The United States is a special case in this regard. The U.S. is not just the largest wine market in the world by total sales, it is also an important actor in Riesling. The U.S. is the second largest Riesling producer by volume after Germany, for example, and it is also home to the largest-selling Riesling wine in the world.

That would be Chateau Ste Michelle’s Columbia Valley Riesling from Washington State, which may also be one of the world’s great Riesling bargains. I have sometimes purchased this wine for less than $6 per bottle, a ridiculously low price given the quality.

Wine drinkers in the United States made the move away from sweet and fortified wines surprisingly late, but today by and large they prefer dry wines (the recent Moscato and Sweet Red phenomena notwithstanding). When it comes to Riesling, however, they talk dry but like to drink on the sweet (or “off dry”) side. Chateau Ste Michelle’s off-dry Columbia Valley wine vastly outsells its Dry Riesling twin.

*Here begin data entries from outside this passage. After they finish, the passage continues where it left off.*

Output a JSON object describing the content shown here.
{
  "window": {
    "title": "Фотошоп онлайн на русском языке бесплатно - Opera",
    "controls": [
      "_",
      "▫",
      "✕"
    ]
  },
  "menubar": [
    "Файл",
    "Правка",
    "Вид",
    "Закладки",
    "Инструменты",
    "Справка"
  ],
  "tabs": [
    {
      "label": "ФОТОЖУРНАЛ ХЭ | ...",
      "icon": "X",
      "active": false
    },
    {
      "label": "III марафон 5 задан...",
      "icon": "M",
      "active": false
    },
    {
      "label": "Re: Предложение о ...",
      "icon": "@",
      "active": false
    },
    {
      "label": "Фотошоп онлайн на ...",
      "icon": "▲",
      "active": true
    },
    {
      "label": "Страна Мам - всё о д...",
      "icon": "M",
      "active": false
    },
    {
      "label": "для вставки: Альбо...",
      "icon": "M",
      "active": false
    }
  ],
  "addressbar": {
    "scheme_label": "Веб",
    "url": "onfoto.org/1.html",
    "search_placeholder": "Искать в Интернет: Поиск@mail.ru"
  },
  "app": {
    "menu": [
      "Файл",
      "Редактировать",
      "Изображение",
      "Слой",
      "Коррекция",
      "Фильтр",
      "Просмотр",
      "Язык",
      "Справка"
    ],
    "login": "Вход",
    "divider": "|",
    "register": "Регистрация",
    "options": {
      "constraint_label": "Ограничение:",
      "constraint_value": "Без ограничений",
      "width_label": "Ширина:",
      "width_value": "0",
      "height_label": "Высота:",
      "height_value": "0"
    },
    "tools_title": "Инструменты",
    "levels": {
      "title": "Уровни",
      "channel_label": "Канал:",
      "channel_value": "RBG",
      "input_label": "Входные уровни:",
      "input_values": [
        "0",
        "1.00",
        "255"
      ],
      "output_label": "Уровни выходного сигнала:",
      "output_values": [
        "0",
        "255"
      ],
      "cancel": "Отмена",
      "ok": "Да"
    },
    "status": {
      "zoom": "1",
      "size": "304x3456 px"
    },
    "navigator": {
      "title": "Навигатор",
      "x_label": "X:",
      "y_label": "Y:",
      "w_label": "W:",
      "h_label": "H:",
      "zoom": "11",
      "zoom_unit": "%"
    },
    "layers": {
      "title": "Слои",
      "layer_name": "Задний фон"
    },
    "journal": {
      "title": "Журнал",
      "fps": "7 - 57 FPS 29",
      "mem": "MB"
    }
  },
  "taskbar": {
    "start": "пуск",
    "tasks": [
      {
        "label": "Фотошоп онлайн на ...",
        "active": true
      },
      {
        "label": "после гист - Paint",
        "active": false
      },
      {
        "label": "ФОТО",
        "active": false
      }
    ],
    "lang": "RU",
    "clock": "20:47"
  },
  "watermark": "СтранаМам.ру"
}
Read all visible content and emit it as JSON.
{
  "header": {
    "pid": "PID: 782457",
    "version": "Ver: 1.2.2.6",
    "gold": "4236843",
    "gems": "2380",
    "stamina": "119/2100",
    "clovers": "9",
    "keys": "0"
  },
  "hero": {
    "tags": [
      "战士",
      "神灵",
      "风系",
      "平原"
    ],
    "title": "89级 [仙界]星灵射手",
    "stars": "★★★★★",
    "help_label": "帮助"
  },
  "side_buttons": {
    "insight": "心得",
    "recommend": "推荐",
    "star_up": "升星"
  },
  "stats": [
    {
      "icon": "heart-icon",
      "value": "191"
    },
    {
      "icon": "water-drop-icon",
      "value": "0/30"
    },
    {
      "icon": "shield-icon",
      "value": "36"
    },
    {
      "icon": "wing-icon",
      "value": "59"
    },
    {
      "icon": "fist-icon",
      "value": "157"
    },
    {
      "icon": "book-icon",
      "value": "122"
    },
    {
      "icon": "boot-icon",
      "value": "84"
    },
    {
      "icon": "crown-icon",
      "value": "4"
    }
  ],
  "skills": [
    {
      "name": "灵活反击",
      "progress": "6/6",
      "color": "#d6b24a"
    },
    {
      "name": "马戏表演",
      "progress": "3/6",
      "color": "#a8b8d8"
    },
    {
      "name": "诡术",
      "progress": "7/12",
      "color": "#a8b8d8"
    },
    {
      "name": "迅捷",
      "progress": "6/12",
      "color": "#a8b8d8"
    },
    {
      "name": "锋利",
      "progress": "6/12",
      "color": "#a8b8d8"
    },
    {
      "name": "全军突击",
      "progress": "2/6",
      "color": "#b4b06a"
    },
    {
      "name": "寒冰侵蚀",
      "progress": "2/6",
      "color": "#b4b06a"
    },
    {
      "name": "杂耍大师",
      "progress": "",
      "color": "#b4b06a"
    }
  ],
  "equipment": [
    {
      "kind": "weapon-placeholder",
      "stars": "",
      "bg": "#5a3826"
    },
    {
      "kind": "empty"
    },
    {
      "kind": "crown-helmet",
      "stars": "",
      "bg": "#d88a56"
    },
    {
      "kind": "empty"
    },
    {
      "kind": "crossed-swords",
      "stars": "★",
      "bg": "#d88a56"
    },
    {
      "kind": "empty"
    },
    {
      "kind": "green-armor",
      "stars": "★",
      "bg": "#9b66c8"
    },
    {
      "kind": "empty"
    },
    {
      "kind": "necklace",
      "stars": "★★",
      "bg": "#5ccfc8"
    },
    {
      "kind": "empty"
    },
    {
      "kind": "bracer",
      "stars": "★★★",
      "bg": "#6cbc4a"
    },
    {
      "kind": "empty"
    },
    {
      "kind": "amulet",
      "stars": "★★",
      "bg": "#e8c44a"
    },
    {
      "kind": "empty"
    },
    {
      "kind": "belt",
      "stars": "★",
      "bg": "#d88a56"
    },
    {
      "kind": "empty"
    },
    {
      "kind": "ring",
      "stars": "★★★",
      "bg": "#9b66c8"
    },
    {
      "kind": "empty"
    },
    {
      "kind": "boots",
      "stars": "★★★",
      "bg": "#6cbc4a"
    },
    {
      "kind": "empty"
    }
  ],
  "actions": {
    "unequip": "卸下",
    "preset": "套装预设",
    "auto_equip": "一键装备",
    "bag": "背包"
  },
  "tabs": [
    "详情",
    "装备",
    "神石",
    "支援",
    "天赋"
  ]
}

And so the U.S. is the odd one out in world Riesling, according to Haeger — the last line of resistance in the movement from sweet to dry.The rediscovery of Riesling as a dry wine is still gaining momentum here.

Elephant in the Room?

I enjoyed Riesling Rediscovered quite a lot and learned something new on every page. I look forward to diving into the details again and again in the years ahead. But as big and tightly packed as this book is, the world of Riesling is bigger still. It obviously isn’t possible analyze every important vineyard or producer in the world (the vast Wine Atlas of Germanywhich appeared in 2014, shows how complicated this is for just a single country).

But the biggest omission — the elephant in the room — is the entire Southern Hemisphere. Any list of the most important dry Rieslings would surely include wines from Australia, for example, along with some from New Zealand, Argentina, Chile and South Africa. Australia does not even appear in Haeger’s index. Pewsey Vale Museum Reserve  “The Contours,” one of my desert island wines, is nowhere to be found.

The reason is purely practical, Haeger explains — no disrespect intended!  The world of Riesling is gloriously big and growing. Any single study has to draw the line somewhere and Haeger needed to do so here to finish this book in just five years. Haeger chooses depth over geographical breadth and that’s understandable. But I hope he has a second volume in the works!